À l'occasion de la sortie du tome 1 de Vegas : Au revoir Julia les auteurs ont bien voulu répondre à quelques questions. Merci à eux !
1. Ludovic Danjou, que rêviez-vous de faire quand vous étiez petit ?
Ludovic Danjou : Un peu comme tout le monde à l'époque, archéologue ! (avec beaucoup de Lego si possible !) Le syndrome Indiana Jones fut un véritable fléau pour les gamins de 10 ans...
2. Pouvez-vous nous présenter la série Vegas en quelques mots ?
LD : Des femmes, des flingues, de l'anticipation, de la dépravation, une pouffe victime d'un accident, une vraie histoire (enfin je crois), juste un ou deux types qui meurent, un peu d'humour... et des jolies images ! (mais surtout des femmes...)
3. Préalablement à cette interview, vous nous avez dit que Vegas s'inspirait de l'œuvre de l'écrivain Jules Barbey d'Aurevilly (Les Diaboliques, 1874). Pouvez-vous nous en dire plus ?

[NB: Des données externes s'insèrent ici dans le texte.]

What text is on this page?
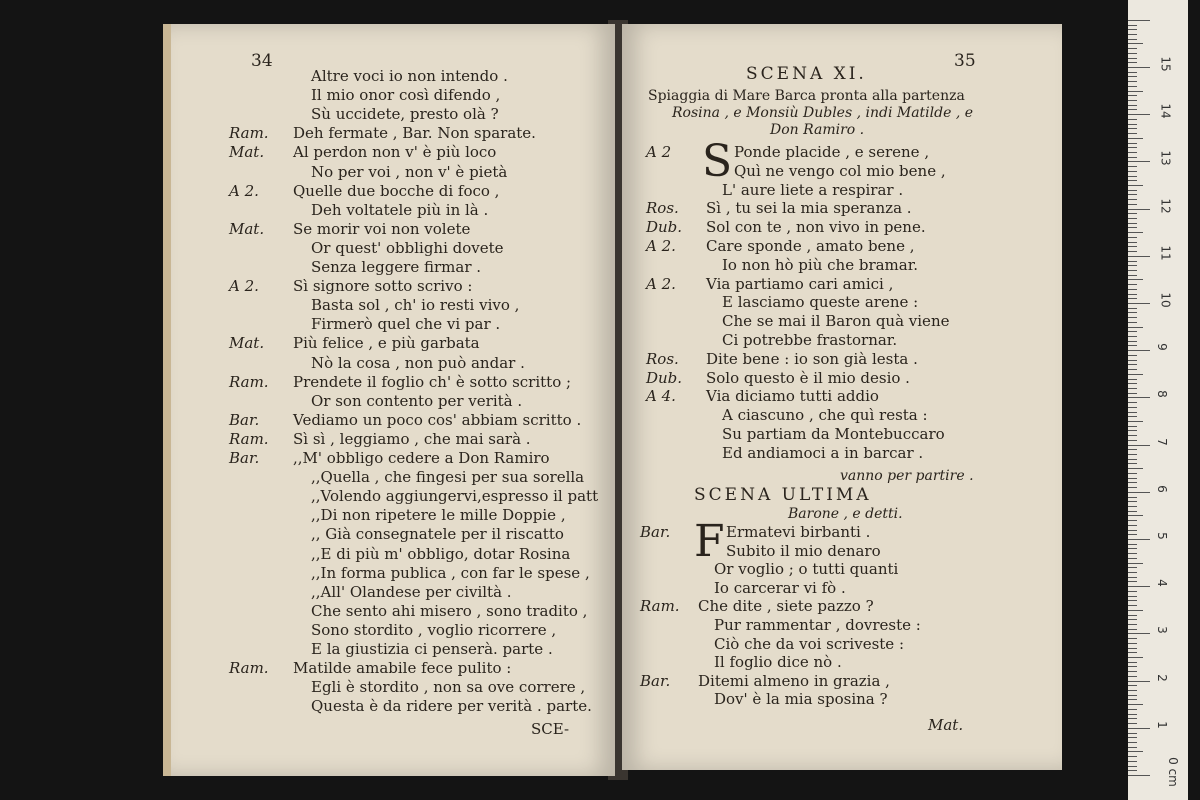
34
Altre voci io non intendo .
Il mio onor così difendo ,
Sù uccidete, presto olà ?
Ram. Deh fermate , Bar. Non sparate.
Mat. Al perdon non v' è più loco
No per voi , non v' è pietà
A 2. Quelle due bocche di foco ,
Deh voltatele più in là .
Mat. Se morir voi non volete
Or quest' obblighi dovete
Senza leggere firmar .
A 2. Sì signore sotto scrivo :
Basta sol , ch' io resti vivo ,
Firmerò quel che vi par .
Mat. Più felice , e più garbata
Nò la cosa , non può andar .
Ram. Prendete il foglio ch' è sotto scritto ;
Or son contento per verità .
Bar. Vediamo un poco cos' abbiam scritto .
Ram. Sì sì , leggiamo , che mai sarà .
Bar. ,,M' obbligo cedere a Don Ramiro
,,Quella , che fingesi per sua sorella
,,Volendo aggiungervi,espresso il patt
,,Di non ripetere le mille Doppie ,
,, Già consegnatele per il riscatto
,,E di più m' obbligo, dotar Rosina
,,In forma publica , con far le spese ,
,,All' Olandese per civiltà .
Che sento ahi misero , sono tradito ,
Sono stordito , voglio ricorrere ,
E la giustizia ci penserà. parte .
Ram. Matilde amabile fece pulito :
Egli è stordito , non sa ove correre ,
Questa è da ridere per verità . parte.
SCE-
35
SCENA XI.
Spiaggia di Mare Barca pronta alla partenza
Rosina , e Monsiù Dubles , indi Matilde , e
Don Ramiro .
A 2 S Ponde placide , e serene ,
Quì ne vengo col mio bene ,
L' aure liete a respirar .
Ros. Sì , tu sei la mia speranza .
Dub. Sol con te , non vivo in pene.
A 2. Care sponde , amato bene ,
Io non hò più che bramar.
A 2. Via partiamo cari amici ,
E lasciamo queste arene :
Che se mai il Baron quà viene
Ci potrebbe frastornar.
Ros. Dite bene : io son già lesta .
Dub. Solo questo è il mio desio .
A 4. Via diciamo tutti addio
A ciascuno , che quì resta :
Su partiam da Montebuccaro
Ed andiamoci a in barcar .
vanno per partire .
SCENA ULTIMA
Barone , e detti.
Bar. F Ermatevi birbanti .
Subito il mio denaro
Or voglio ; o tutti quanti
Io carcerar vi fò .
Ram. Che dite , siete pazzo ?
Pur rammentar , dovreste :
Ciò che da voi scriveste :
Il foglio dice nò .
Bar. Ditemi almeno in grazia ,
Dov' è la mia sposina ?
Mat.
0 cm
1
2
3
4
5
6
7
8
9
10
11
12
13
14
15
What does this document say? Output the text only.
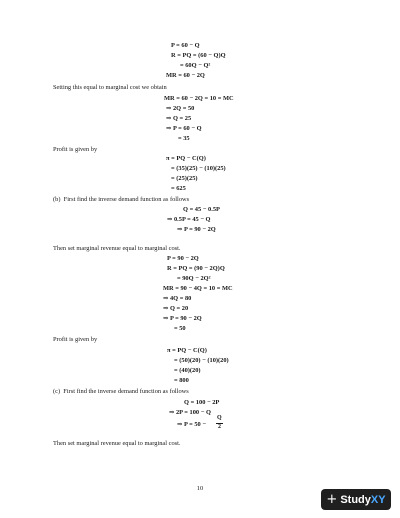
P = 60 − Q
R = PQ = (60 − Q)Q
= 60Q − Q²
MR = 60 − 2Q
Setting this equal to marginal cost we obtain
MR = 60 − 2Q = 10 = MC
⇒ 2Q = 50
⇒ Q = 25
⇒ P = 60 − Q
= 35
Profit is given by
π = PQ − C(Q)
= (35)(25) − (10)(25)
= (25)(25)
= 625
(b)  First find the inverse demand function as follows
Q = 45 − 0.5P
⇒ 0.5P = 45 − Q
⇒ P = 90 − 2Q
Then set marginal revenue equal to marginal cost.
P = 90 − 2Q
R = PQ = (90 − 2Q)Q
= 90Q − 2Q²
MR = 90 − 4Q = 10 = MC
⇒ 4Q = 80
⇒ Q = 20
⇒ P = 90 − 2Q
= 50
Profit is given by
π = PQ − C(Q)
= (50)(20) − (10)(20)
= (40)(20)
= 800
(c)  First find the inverse demand function as follows
Q = 100 − 2P
⇒ 2P = 100 − Q
⇒ P = 50 −
Q
2
Then set marginal revenue equal to marginal cost.
10
+ StudyXY
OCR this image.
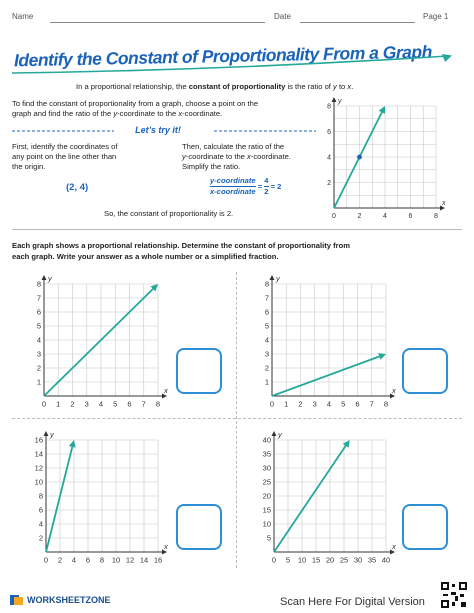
Name	Date	Page 1
Identify the Constant of Proportionality From a Graph
In a proportional relationship, the constant of proportionality is the ratio of y to x.
To find the constant of proportionality from a graph, choose a point on the
graph and find the ratio of the y-coordinate to the x-coordinate.
Let’s try it!
First, identify the coordinates of
any point on the line other than
the origin.
(2, 4)
Then, calculate the ratio of the
y-coordinate to the x-coordinate.
Simplify the ratio.
$\frac{\text{y-coordinate}}{\text{x-coordinate}} = \frac{4}{2} = 2$
So, the constant of proportionality is 2.
x
y
0	2	4	6	8
2
4
6
8
Each graph shows a proportional relationship. Determine the constant of proportionality from
each graph. Write your answer as a whole number or a simplified fraction.
x
y
0 1 2 3 4 5 6 7 8
1
2
3
4
5
6
7
8
x
y
0 1 2 3 4 5 6 7 8
1
2
3
4
5
6
7
8
x
y
0 2 4 6 8 10 12 14 16
2
4
6
8
10
12
14
16
x
y
0 5 10 15 20 25 30 35 40
5
10
15
20
25
30
35
40
WORKSHEETZONE	Scan Here For Digital Version
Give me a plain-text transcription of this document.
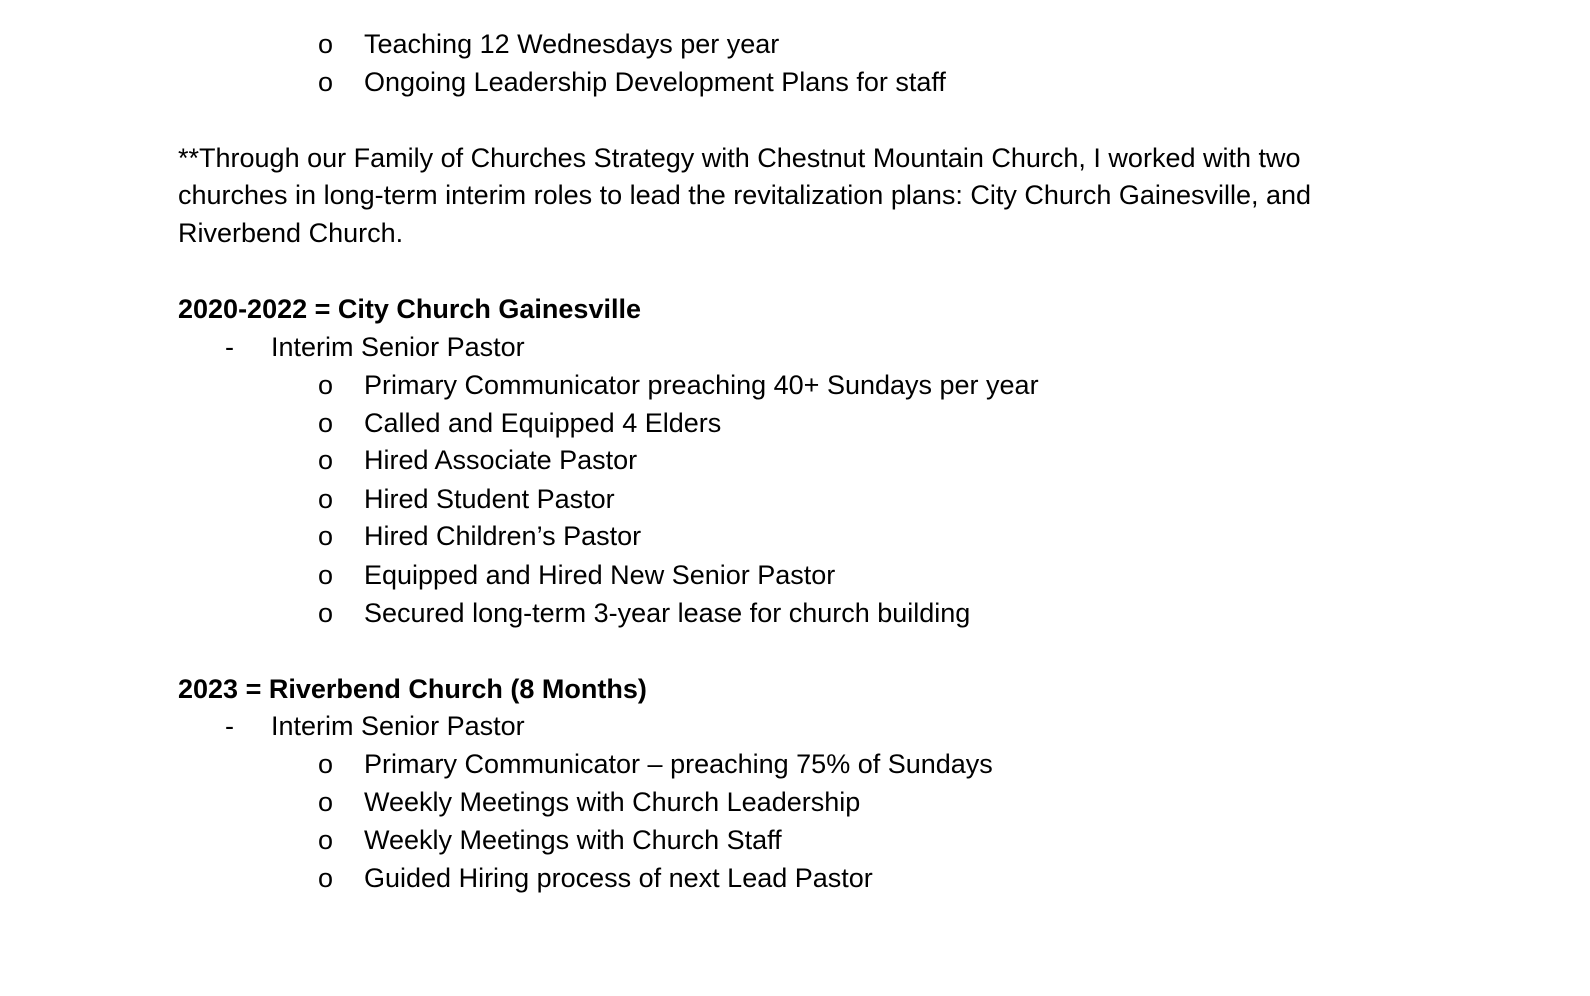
o Teaching 12 Wednesdays per year
o Ongoing Leadership Development Plans for staff
**Through our Family of Churches Strategy with Chestnut Mountain Church, I worked with two
churches in long-term interim roles to lead the revitalization plans: City Church Gainesville, and
Riverbend Church.
2020-2022 = City Church Gainesville
- Interim Senior Pastor
o Primary Communicator preaching 40+ Sundays per year
o Called and Equipped 4 Elders
o Hired Associate Pastor
o Hired Student Pastor
o Hired Children’s Pastor
o Equipped and Hired New Senior Pastor
o Secured long-term 3-year lease for church building
2023 = Riverbend Church (8 Months)
- Interim Senior Pastor
o Primary Communicator – preaching 75% of Sundays
o Weekly Meetings with Church Leadership
o Weekly Meetings with Church Staff
o Guided Hiring process of next Lead Pastor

LD : J'ai découvert cet auteur pour le bac de français il y a une dizaine d'années. J'ai tout de suite accroché l'univers de Barbey où les femmes prennent le pouvoir sur les hommes, et ce par des méthodes peu scrupuleuses (et nous sommes dans les années 1870 !). Il y a un côté féminin très sombre dans son univers (raison pour laquelle son œuvre n'a été publiée que bien après) qui fait écho à notre époque : les femmes sont là, elles entendent bien le prouver et avec la manière ! Mais ce qui m'a le plus fasciné chez Barbey, c'est la force avec laquelle il a insufflé une passion cruelle et mortelle chez ses femmes capables de tout par amour ou par vengeance... Un truc qui attire forcément et envoute inévitablement, le pouvoir d'une femme !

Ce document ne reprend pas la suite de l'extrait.